If such situation arises, I will make every effort to fully discuss it with you before taking any action and I will
limit my disclosure to only what is necessary.
Patient Rights
The laws and standards for my profession require that I keep Protected Health Information about you in your Clinical
Record. HIPAA provides you with several new or expanded rights with regard to your Clinical Records and disclosures
of protected health information. These rights include requesting that I amend your record, requesting restrictions
on what information from your Clinical Records are disclosed to others; requesting an accounting of most disclosures
of protected health information that you have neither consented to nor authorized; determining the location to which
protected information disclosures are sent; having any complaints you make about my policies and procedures recorded
in your records; and the right to a paper copy of this Agreement, and my privacy policies and procedures.

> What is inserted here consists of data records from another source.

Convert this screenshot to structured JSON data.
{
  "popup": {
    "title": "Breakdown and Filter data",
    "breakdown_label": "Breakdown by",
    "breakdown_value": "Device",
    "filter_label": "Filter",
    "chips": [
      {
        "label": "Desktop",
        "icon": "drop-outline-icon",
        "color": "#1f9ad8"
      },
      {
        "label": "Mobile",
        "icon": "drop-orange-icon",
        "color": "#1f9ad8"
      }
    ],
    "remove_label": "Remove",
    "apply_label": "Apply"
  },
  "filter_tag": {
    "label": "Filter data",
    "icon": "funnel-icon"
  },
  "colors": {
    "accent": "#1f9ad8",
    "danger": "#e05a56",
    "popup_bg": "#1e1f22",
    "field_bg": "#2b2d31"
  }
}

I am happy
to discuss any of these rights with you.
Minor Patients
Patients under 18 years of age who are not emancipated and their parents should be aware that the law may allow
parents to examine their child’s treatment records. Children between the ages of 13 and 17 may independently
consent to (and control access to the records of) diagnosis and treatment in a crisis situation. Because privacy in
psychotherapy is often crucial to successful progress, particularly with teenagers, and parent involvement is also
essential, it is usually my policy to request an agreement with minors over 14 years of age and their parents about
access to information. This agreement provides that during treatment, I will provide parents only with general
information about the progress of the treatment, and the patient’s attendance at scheduled sessions. I will
also provide parents with a summary of their child’s treatment when it is complete. Any other communication
will require the child’s authorization, unless I feel the child is in danger or is a danger to someone else,
in which case, I will notify the parents of my concern. Before giving parents any information, I will discuss the
matter with the child, if possible, and do my best to handle any objections he/she may have. There may be cases such
as when substance abuse or other high-risk behavior is involved where I may not agree to work with a minor if he/she
does not provide consent for me to communicate freely with parents or other legal guardian.
Billing and Insurance
You will be expected to pay for each session at the time it is held, unless we agree otherwise. I do not accept
insurance however I will provide invoices with the appropriate CPT codes and diagnostic codes to assist you in
processing claims with your insurance company. If your account has not been paid for more than 60 days and
arrangements for payment have not been made, I have the option of using legal means to secure the payment. This may
involve hiring a collection agency or going through small claims court which will require me to disclose otherwise
confidential information. In most collection situations, the only information I release regarding a patient’s
treatment is his/her name, the nature of services provided, and the amount due. If such legal action is necessary,
its costs will be included in the claim.
YOUR SIGNATURE BELOW INDICATES THAT YOU HAVE READ THIS AGREEMENT AND AGREE TO ITS TERMS AND ALSO SERVES AS AN
ACKNOWLEDGEMENT THAT YOU UNDERTSNAD THE HIPAA INFORMATION DESCRIBED ABOVE.